Secondo lei è possibile usare il testo musicale come spazio di esplorazione e di avvicinamento al linguaggio per chi è all’interno dei DSA? In che modo?
Non c’è dubbio. Il gioco musicale nel bambino (6-12 mesi) facilita l’acquisizione della lingua madre e delle lingue straniere. Il canto (la prosodia melodica) aiuta a memorizzare le parole delle filastrocche e delle poesie. Inoltre il canto delle parole bypassa il circuito linguistico deficitario nei pazienti afasici e nei bimbi affetti da balbuzie, sviluppando il fascicolo arcuato destro. Infine il training musicale migliora la percezione linguistica del bimbo con impianto cocleare. Un nostro studio recentissimo (da noi effettuato presso il laboratorio di elettrofisiologia cognitiva dell’Università di Milano-Bicocca), ha mostrato che lo studio della musica ha un impatto diretto sulla capacità di leggere lettere e parole.
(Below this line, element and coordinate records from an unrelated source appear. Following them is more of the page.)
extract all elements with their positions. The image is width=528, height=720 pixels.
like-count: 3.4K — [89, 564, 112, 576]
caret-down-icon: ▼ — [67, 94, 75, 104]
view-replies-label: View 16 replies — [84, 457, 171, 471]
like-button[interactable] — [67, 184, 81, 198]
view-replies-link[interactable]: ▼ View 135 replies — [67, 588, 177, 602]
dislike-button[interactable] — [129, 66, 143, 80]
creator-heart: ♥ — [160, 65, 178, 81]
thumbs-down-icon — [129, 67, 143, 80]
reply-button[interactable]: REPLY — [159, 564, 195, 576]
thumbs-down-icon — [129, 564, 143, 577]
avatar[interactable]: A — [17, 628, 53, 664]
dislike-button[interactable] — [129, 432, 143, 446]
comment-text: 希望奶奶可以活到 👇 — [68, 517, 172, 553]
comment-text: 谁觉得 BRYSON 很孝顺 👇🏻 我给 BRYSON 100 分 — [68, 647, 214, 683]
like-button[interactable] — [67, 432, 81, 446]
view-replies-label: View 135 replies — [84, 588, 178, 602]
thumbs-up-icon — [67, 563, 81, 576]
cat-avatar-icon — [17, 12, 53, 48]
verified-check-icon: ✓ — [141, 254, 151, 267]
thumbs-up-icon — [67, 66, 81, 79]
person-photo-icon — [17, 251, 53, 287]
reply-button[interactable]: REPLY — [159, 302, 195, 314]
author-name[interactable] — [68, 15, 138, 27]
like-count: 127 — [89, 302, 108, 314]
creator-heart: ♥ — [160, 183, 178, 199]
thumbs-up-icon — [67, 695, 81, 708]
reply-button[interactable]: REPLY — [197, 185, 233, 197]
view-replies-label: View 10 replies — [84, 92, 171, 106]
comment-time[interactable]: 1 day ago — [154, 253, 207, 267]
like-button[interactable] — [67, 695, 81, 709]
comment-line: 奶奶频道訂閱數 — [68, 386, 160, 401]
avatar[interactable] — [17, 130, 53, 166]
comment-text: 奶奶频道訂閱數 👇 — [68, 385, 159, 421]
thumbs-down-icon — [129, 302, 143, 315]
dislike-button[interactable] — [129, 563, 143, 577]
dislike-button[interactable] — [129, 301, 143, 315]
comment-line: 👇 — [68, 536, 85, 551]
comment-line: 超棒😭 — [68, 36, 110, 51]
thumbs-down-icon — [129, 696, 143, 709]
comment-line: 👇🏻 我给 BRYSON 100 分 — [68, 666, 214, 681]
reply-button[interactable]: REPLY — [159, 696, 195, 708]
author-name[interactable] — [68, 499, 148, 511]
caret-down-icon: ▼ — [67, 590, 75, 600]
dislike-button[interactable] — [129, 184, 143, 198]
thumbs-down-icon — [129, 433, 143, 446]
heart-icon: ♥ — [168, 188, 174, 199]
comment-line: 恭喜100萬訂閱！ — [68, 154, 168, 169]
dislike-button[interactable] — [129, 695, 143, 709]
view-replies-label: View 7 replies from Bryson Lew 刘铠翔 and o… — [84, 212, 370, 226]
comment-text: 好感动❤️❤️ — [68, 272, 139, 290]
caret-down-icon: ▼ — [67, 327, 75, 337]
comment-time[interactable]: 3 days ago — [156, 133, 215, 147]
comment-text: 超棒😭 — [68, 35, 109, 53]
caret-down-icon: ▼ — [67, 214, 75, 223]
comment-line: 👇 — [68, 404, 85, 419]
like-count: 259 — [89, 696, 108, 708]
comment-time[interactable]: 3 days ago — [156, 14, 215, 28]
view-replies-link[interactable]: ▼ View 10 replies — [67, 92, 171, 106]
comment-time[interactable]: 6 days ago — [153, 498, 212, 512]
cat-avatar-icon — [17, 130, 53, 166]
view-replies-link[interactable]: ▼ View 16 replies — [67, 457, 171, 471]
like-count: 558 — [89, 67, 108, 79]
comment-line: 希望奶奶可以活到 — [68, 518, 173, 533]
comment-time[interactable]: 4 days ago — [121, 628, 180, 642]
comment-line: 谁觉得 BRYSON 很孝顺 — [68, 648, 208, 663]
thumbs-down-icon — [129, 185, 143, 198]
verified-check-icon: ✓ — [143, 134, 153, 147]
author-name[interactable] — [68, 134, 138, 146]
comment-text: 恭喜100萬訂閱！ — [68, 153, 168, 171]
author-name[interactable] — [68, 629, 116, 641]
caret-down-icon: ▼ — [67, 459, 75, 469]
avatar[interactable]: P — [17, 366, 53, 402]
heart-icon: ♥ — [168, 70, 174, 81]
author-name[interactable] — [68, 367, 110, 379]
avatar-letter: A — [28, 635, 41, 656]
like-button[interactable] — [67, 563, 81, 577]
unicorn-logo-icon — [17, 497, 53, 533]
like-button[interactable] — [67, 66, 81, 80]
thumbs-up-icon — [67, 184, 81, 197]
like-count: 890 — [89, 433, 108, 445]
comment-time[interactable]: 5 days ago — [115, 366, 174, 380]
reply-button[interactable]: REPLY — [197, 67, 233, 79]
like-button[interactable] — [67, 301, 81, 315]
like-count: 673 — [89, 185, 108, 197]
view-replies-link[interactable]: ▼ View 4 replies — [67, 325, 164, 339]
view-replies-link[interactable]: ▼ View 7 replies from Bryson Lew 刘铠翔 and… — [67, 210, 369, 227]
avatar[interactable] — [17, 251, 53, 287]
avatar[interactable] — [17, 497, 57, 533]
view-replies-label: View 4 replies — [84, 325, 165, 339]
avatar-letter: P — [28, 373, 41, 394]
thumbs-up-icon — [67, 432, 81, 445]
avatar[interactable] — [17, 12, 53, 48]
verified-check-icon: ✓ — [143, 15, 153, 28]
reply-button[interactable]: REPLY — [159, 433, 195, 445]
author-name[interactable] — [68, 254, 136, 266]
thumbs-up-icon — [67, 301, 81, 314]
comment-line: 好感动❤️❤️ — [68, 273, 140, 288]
I dati mostrano che leggere la notazione favorisce lo sviluppo di un’area per la lettura occipito/temporale destra, normalmente non attiva per leggere, ma necessaria per la lettura del pentagramma. Lo sviluppo di queste regione supplementare favorisce la capacità di lettura, migliorandone l’accuratezza e la velocità. Questo studio dimostra l’importanza della alfabetizzazione musicale nella prevenzione e nella terapia della dislessia superficiale e fonologica, e nei disturbi di lettura. Inoltre, l’addestramento intensivo dell’attenzione e dello spostamento degli occhi, che coinvolge l’area V5 e l’area oculomotoria BA8, agirebbe anche come fattore di potenziamento e protezione per la capacità di lettura. Questi risultati evidenziano l’importanza del promuovere la competenza musicale fin dalla prima infanzia e di incoraggiare la pratica continua di questa abilità per favorire lo sviluppo delle abilità di lettura.
Fonti:
Proverbio, Alice Mado (2019) Neuroscienze cognitive della Musica, Carocci editore, Roma.
Proverbio, Alice Mado (2022) Percezione e Creazione Musicale, Carocci editore, Roma.